The primary outcomes after treatment were asthma control test (ACT) scores, Forced Expiratory Volume in first second (FEV1), Forced Vital Capacity (FVC) and Forced Expiratory Volume in first second (FEV1)/Forced Vital Capacity (FVC) ratio. The secondary outcomes were changes in AQLQ scores (quality of life questionnaire scores), gene expression of miR-21, miR-155, miR-146a, miR-126, miR-16, and miR-133b in plasma as well as IL-4 and IFN-γ plasma levels during the 2 months’ intervention.
The researchers found that eight-week treatment with probiotic supplementation led to reduced Th2 cells-associated IL-4 and improved Forced Expiratory Volume and Forced Vital Capacity. The authors therefore conclude that probiotics can be used in addition to common asthma treatments.
The results showed that the FEV1 and FVC in the probiotic group at the end of the intervention were significantly higher than at the beginning of the study (p < 0.01 and p < 0.001 respectively).
The probiotic group displayed a significant decrease in the IL-4. IFN-γ production in the plasma was also higher in the probiotic-treated group after treatment but not significantly different compared to baseline. There was no significant change in either of these levels in the placebo group.
Findings showed a significant difference in the expression of miR-146a, miR-16, miR-133b in the intervention group, compared to baseline, as well as a decrease in both miR-146 and miR-16 as inflammation-related miRNAs in comparison with baseline (p < 0.05). Also, the expression of miR-16 in the probiotic group was significantly lower than the placebo group (p < 0.05). In addition, the expression of miR-133b in the probiotic group was increased compared to the beginning of the study (p < 0.05).
Patients in the probiotic group also had significant improvement in ACT (asthma control test) and AQLQ (quality of life questionnaire) scores compared to baseline (p < 0.001 and p < 0.0001 respectively).
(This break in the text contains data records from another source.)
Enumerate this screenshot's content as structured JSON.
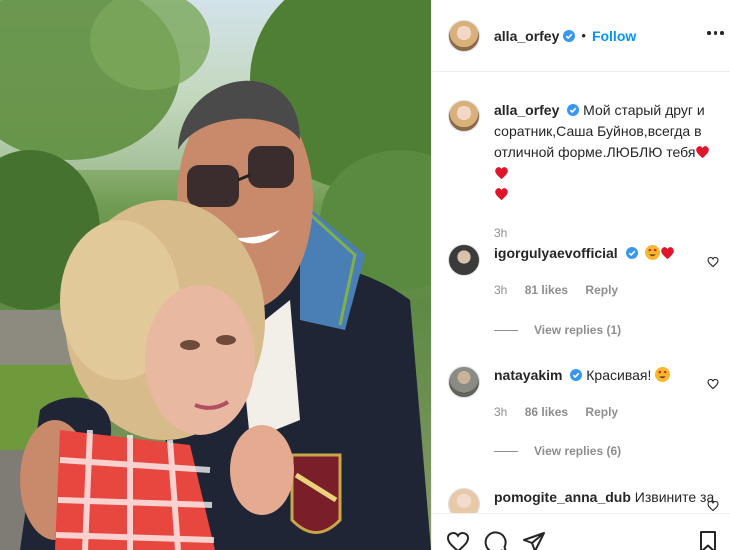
{
  "post": {
    "author": "alla_orfey",
    "follow_label": "Follow",
    "separator": "•",
    "caption": "Мой старый друг и соратник,Саша Буйнов,всегда в отличной форме.ЛЮБЛЮ тебя",
    "caption_time": "3h"
  },
  "comments": [
    {
      "user": "igorgulyaevofficial",
      "text": "",
      "time": "3h",
      "likes": "81 likes",
      "reply": "Reply",
      "replies": "View replies (1)"
    },
    {
      "user": "natayakim",
      "text": "Красивая!",
      "time": "3h",
      "likes": "86 likes",
      "reply": "Reply",
      "replies": "View replies (6)"
    },
    {
      "user": "pomogite_anna_dub",
      "text": "Извините за"
    }
  ],
  "colors": {
    "follow": "#0095f6",
    "verified": "#3897f0",
    "heart": "#e0142b",
    "meta": "#8e8e8e"
  },
  "icons": [
    "verified-badge-icon",
    "more-options-icon",
    "heart-icon",
    "comment-icon",
    "share-icon",
    "bookmark-icon",
    "heart-eyes-emoji-icon",
    "red-heart-emoji-icon"
  ]
}
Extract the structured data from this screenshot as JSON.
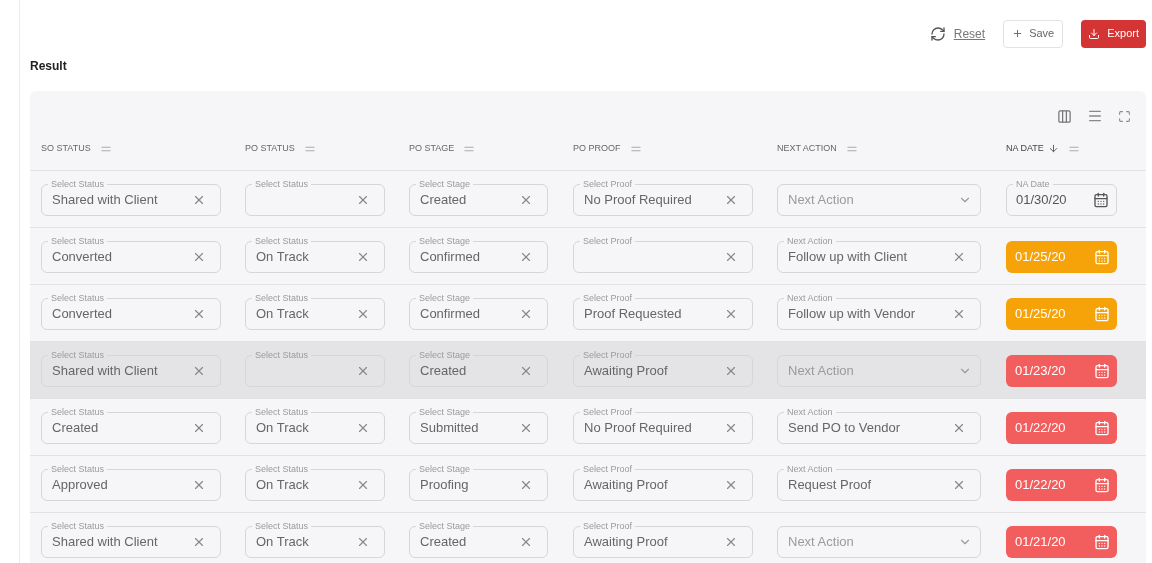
{
  "toolbar": {
    "reset": "Reset",
    "save": "Save",
    "export": "Export"
  },
  "section_title": "Result",
  "columns": [
    {
      "label": "SO STATUS",
      "sorted": false
    },
    {
      "label": "PO STATUS",
      "sorted": false
    },
    {
      "label": "PO STAGE",
      "sorted": false
    },
    {
      "label": "PO PROOF",
      "sorted": false
    },
    {
      "label": "NEXT ACTION",
      "sorted": false
    },
    {
      "label": "NA DATE",
      "sorted": true
    }
  ],
  "rows": [
    {
      "highlighted": false,
      "cells": [
        {
          "kind": "select",
          "label": "Select Status",
          "value": "Shared with Client"
        },
        {
          "kind": "select",
          "label": "Select Status"
        },
        {
          "kind": "select",
          "label": "Select Stage",
          "value": "Created"
        },
        {
          "kind": "select",
          "label": "Select Proof",
          "value": "No Proof Required"
        },
        {
          "kind": "dropdown",
          "placeholder": "Next Action"
        },
        {
          "kind": "date",
          "label": "NA Date",
          "value": "01/30/20"
        }
      ]
    },
    {
      "highlighted": false,
      "cells": [
        {
          "kind": "select",
          "label": "Select Status",
          "value": "Converted"
        },
        {
          "kind": "select",
          "label": "Select Status",
          "value": "On Track"
        },
        {
          "kind": "select",
          "label": "Select Stage",
          "value": "Confirmed"
        },
        {
          "kind": "select",
          "label": "Select Proof"
        },
        {
          "kind": "select",
          "label": "Next Action",
          "value": "Follow up with Client"
        },
        {
          "kind": "date",
          "value": "01/25/20",
          "color": "#f6a209"
        }
      ]
    },
    {
      "highlighted": false,
      "cells": [
        {
          "kind": "select",
          "label": "Select Status",
          "value": "Converted"
        },
        {
          "kind": "select",
          "label": "Select Status",
          "value": "On Track"
        },
        {
          "kind": "select",
          "label": "Select Stage",
          "value": "Confirmed"
        },
        {
          "kind": "select",
          "label": "Select Proof",
          "value": "Proof Requested"
        },
        {
          "kind": "select",
          "label": "Next Action",
          "value": "Follow up with Vendor"
        },
        {
          "kind": "date",
          "value": "01/25/20",
          "color": "#f6a209"
        }
      ]
    },
    {
      "highlighted": true,
      "cells": [
        {
          "kind": "select",
          "label": "Select Status",
          "value": "Shared with Client"
        },
        {
          "kind": "select",
          "label": "Select Status"
        },
        {
          "kind": "select",
          "label": "Select Stage",
          "value": "Created"
        },
        {
          "kind": "select",
          "label": "Select Proof",
          "value": "Awaiting Proof"
        },
        {
          "kind": "dropdown",
          "placeholder": "Next Action"
        },
        {
          "kind": "date",
          "value": "01/23/20",
          "color": "#f25d5d"
        }
      ]
    },
    {
      "highlighted": false,
      "cells": [
        {
          "kind": "select",
          "label": "Select Status",
          "value": "Created"
        },
        {
          "kind": "select",
          "label": "Select Status",
          "value": "On Track"
        },
        {
          "kind": "select",
          "label": "Select Stage",
          "value": "Submitted"
        },
        {
          "kind": "select",
          "label": "Select Proof",
          "value": "No Proof Required"
        },
        {
          "kind": "select",
          "label": "Next Action",
          "value": "Send PO to Vendor"
        },
        {
          "kind": "date",
          "value": "01/22/20",
          "color": "#f25d5d"
        }
      ]
    },
    {
      "highlighted": false,
      "cells": [
        {
          "kind": "select",
          "label": "Select Status",
          "value": "Approved"
        },
        {
          "kind": "select",
          "label": "Select Status",
          "value": "On Track"
        },
        {
          "kind": "select",
          "label": "Select Stage",
          "value": "Proofing"
        },
        {
          "kind": "select",
          "label": "Select Proof",
          "value": "Awaiting Proof"
        },
        {
          "kind": "select",
          "label": "Next Action",
          "value": "Request Proof"
        },
        {
          "kind": "date",
          "value": "01/22/20",
          "color": "#f25d5d"
        }
      ]
    },
    {
      "highlighted": false,
      "cells": [
        {
          "kind": "select",
          "label": "Select Status",
          "value": "Shared with Client"
        },
        {
          "kind": "select",
          "label": "Select Status",
          "value": "On Track"
        },
        {
          "kind": "select",
          "label": "Select Stage",
          "value": "Created"
        },
        {
          "kind": "select",
          "label": "Select Proof",
          "value": "Awaiting Proof"
        },
        {
          "kind": "dropdown",
          "placeholder": "Next Action"
        },
        {
          "kind": "date",
          "value": "01/21/20",
          "color": "#f25d5d"
        }
      ]
    }
  ]
}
The authors conclude: "Since quality of life and pulmonary function parameters of patients were improved, and also inflammatory-associated miRNAs and Th2-related IL-4 were reduced, our findings suggested that probiotics can be used short-term for asthmatic patients but long-term consumption of probiotic supplement requires more clinical trials."
The authors note the study was conducted during the COVID-19 pandemic, making it more difficult to select uninfected patients. Therefore, the enrolled patients were not sufficiently large to achieve definitive conclusions, meaning further studies with large populations are warranted.
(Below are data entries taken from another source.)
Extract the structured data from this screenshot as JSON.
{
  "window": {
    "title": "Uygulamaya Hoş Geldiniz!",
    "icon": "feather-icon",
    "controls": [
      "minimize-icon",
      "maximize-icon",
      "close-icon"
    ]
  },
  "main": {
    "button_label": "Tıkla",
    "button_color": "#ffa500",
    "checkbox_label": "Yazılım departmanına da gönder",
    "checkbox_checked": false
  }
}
The team also note they did not take stool samples to check the differences in bacterial counts and species between the probiotic and placebo groups and they did not assess the count of Th1/Th2/Th17/Treg profile before and after the intervention.
Source: Allergy, Asthma & Clinical Immunology
"Immunomodulatory effects of probiotic supplementation in patients with asthma: a randomized, double-blind, placebo-controlled trial"
Sadrifar, S., Abbasi-Dokht, T., Forouzandeh, S. et al.